Don’t forget those infamous iron lungs…

What was it like to see your child trapped in one of those things?
 

Wildwood

Veteran Member
Don’t forget those infamous iron lungs…

What was it like to see your child trapped in one of those things?
I thought about that after I posted. I read an article a few years back about the polio survivors that are still using iron lungs in their homes. They no longer make them or the parts necessary to keep them going so there is a network of sorts where families of the survivors help each other out with parts and repairs. As the users of the iron lungs pass, their machine or it's parts are passed on to those still in need.

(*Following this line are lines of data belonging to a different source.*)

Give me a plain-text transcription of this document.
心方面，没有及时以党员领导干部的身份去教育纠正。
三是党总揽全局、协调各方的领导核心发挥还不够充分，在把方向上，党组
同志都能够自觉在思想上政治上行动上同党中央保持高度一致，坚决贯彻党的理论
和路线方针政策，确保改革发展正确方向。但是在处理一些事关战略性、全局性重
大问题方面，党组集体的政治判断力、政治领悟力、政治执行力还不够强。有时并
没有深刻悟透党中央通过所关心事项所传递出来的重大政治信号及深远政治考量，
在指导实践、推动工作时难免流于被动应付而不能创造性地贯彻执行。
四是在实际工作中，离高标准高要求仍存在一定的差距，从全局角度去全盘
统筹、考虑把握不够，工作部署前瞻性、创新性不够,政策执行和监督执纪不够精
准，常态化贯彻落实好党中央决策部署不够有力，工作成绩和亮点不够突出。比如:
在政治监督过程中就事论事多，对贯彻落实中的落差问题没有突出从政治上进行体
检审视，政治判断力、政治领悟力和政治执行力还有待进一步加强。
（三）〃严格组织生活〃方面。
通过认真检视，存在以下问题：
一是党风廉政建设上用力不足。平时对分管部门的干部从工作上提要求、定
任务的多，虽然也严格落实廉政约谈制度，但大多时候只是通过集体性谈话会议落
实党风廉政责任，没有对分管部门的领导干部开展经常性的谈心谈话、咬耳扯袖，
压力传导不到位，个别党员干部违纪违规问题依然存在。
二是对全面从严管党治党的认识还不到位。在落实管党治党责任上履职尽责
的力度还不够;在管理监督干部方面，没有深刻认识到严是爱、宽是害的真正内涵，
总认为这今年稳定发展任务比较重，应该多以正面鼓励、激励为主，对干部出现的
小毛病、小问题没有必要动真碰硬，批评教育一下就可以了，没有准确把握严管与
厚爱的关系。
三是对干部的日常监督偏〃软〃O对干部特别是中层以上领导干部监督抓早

Even though technology should provide something even better and more practical, it does not work as well for some survivors.
 

Mprepared

Veteran Member
I have to wonder if this article is talking about "polio" as we understand it or the "polio like" disease that was running rampant in schools in the north east at the same time Covid-19 was starting out that was attributed to the surge in illegals from South and Central America?
Polio in the wastewater too, but are people in the hospital? Recently vaccinated could shed that in the water like they do birth control pills, blood pressure pills, all the other medications in the wastewater and I do not care what anybody says about vaccines they do spread, maybe not all, but when my daughter was born the hospital gave me a lot of papers and one was a warning that if she was recently vaccinated and I am thinking it was the polio that I was to warn healthcare workers or babysitters that she was recently vaccinated because it was a DANGER to immune compromised people and the virus was SHED IN THE DIAPER and I think for 7 to 14 days or something like that, so are these immune compromised vaccinated with covid plus boosters and plus if they came from over the border, are they getting recently vaccinated and is this spreading through recently vaccinated immune compromised people? Like HIV in the covid vaccinated, just something strange to all this.
 

John Deere Girl

Veteran Member
Polio in the wastewater too, but are people in the hospital? Recently vaccinated could shed that in the water like they do birth control pills, blood pressure pills, all the other medications in the wastewater and I do not care what anybody says about vaccines they do spread, maybe not all, but when my daughter was born the hospital gave me a lot of papers and one was a warning that if she was recently vaccinated and I am thinking it was the polio that I was to warn healthcare workers or babysitters that she was recently vaccinated because it was a DANGER to immune compromised people and the virus was SHED IN THE DIAPER and I think for 7 to 14 days or something like that, so are these immune compromised vaccinated with covid plus boosters and plus if they came from over the border, are they getting recently vaccinated and is this spreading through recently vaccinated immune compromised people? Like HIV in the covid vaccinated, just something strange to all this.
I remember when my older kids got the polio vaccine, and the nurse told me to be very careful with the diapers and to wash my hands well and disinfect the surfaces be it could be spread that way.
 

Mprepared

Veteran Member
I remember when my older kids got the polio vaccine, and the nurse told me to be very careful with the diapers and to wash my hands well and disinfect the surfaces be it could be spread that way.
Yes, and so all these people coming from other countries might be getting vaccinated or a lot of kids time to get their vaccinations for school or just scheduled, this would be in the wastewater and now we have people who have compromised immune systems enough so that they are testing more people for HIV.